GST/HST and QST collected by your business does not belong to you; you only hold the monies in trust for the relevant government body. Consequently, if your business fails to remit the amounts it collects you can be held personally liable for those amounts and the applicable interest and penalties.

If you operate your business through a corporation, then the directors of the corporation will also be liable and the tax authorities can pursue an action against them for up to two years after they have resigned.  It is therefore important when you are a director to make sure that any sales tax collected is remitted to the tax authorities on time and, if you resign as director, that you ensure the corporate and tax record reflect your resignation.

When expanding into other provinces in Canada or new markets outside Canada, even when you sell goods or services electronically, also consider whether local value added taxes (VAT) or retail sales taxes (RST) apply.

IV. Do not neglect your payroll obligations

As an employer, your business is required to be registered for a Federal and a Quebec payroll account. It is also required to make payroll withholdings and remittance and pay employer contributions under social security is the case for the GST/HST and QST, the amounts of payroll withholdings are held in trust for the relevant government body and must be remitted to them. In the same manner, the directors are personally liable for the withholdings, plus penalties and interest, if the remittance is not made on time. It is therefore important for directors to closely monitor the corporation’s compliance with its payroll obligations.

It is also important to remember that even when the founders are the corporation’s only workforce, if the founders compensate themselves through a salary or year-end bonus, those amounts are still subject to payroll withholdings and employer contributions in the same way as any other employee remuneration.
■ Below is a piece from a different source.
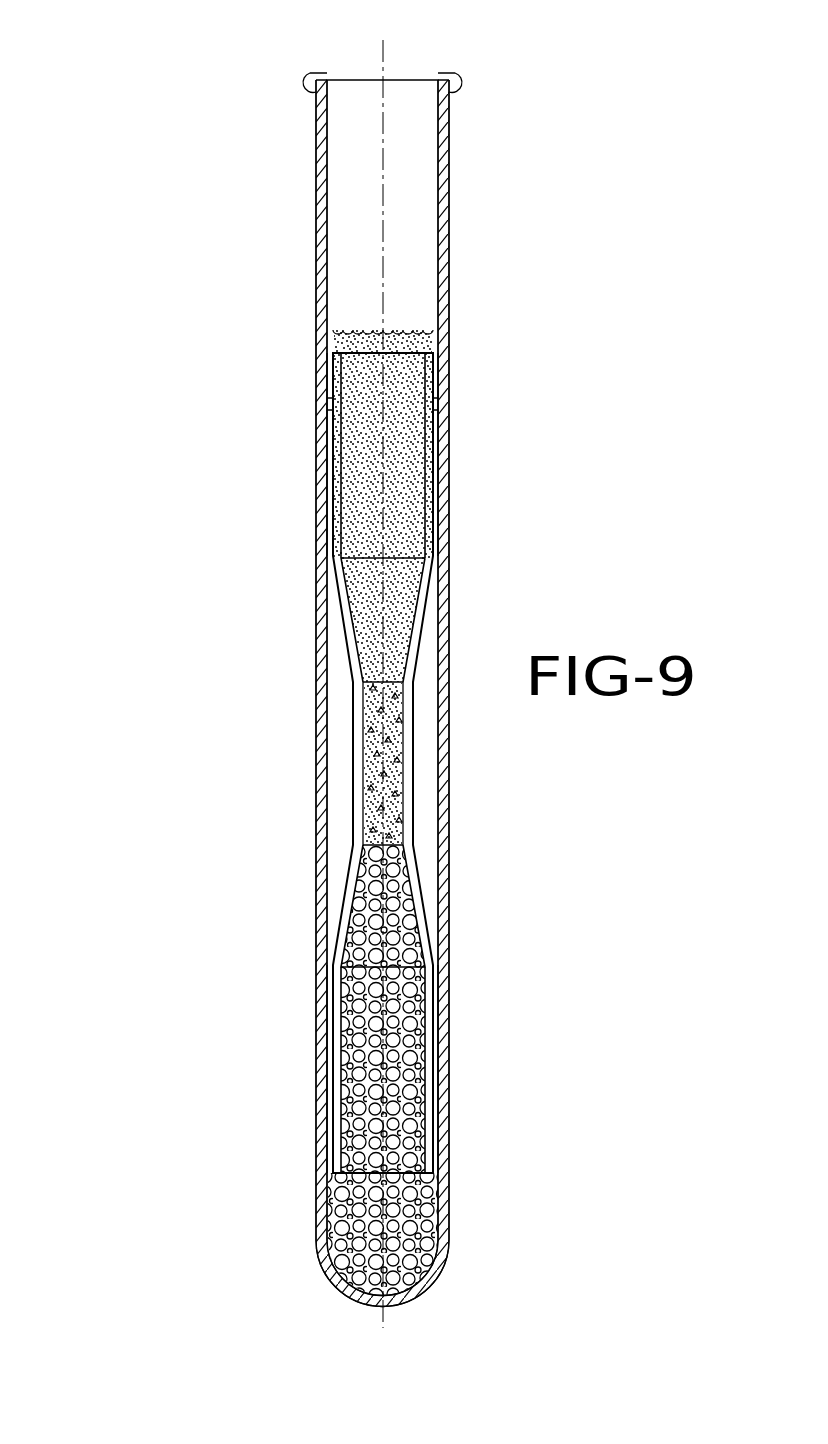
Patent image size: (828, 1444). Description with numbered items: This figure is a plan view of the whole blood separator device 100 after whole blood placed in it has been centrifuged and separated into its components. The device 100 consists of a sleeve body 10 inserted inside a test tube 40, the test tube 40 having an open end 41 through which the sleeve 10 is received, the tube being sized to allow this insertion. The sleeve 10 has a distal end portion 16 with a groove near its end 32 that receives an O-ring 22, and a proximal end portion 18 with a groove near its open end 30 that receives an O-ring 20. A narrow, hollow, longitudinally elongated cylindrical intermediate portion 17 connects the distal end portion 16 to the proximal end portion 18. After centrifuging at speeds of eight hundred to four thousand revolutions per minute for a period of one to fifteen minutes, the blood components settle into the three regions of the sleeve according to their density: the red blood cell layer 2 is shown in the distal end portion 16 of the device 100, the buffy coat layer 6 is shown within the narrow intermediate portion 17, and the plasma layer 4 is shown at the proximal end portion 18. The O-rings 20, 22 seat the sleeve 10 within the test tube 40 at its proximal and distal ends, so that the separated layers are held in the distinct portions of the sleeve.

V. Do carefully follow the proposed changes to dividend sprinkling

If you issue shares to your spouse and or children and were planning for them to receive dividends from the corporation in order to benefit from their lower marginal tax rates, consider obtaining tax advice regarding the impact of the Department of Finance July 2017 proposals. As announced, if the new rules apply, they could subject the dividend to the highest marginal tax rate, rather than the lower marginal tax rate of your child or spouse. This is a developing issue and the Government has announced more refined amendments to the proposals in the coming days. Stay tuned! 

The content of this article is intended to provide a general guide to the subject matter. Specialist advice should be sought about your specific circumstances.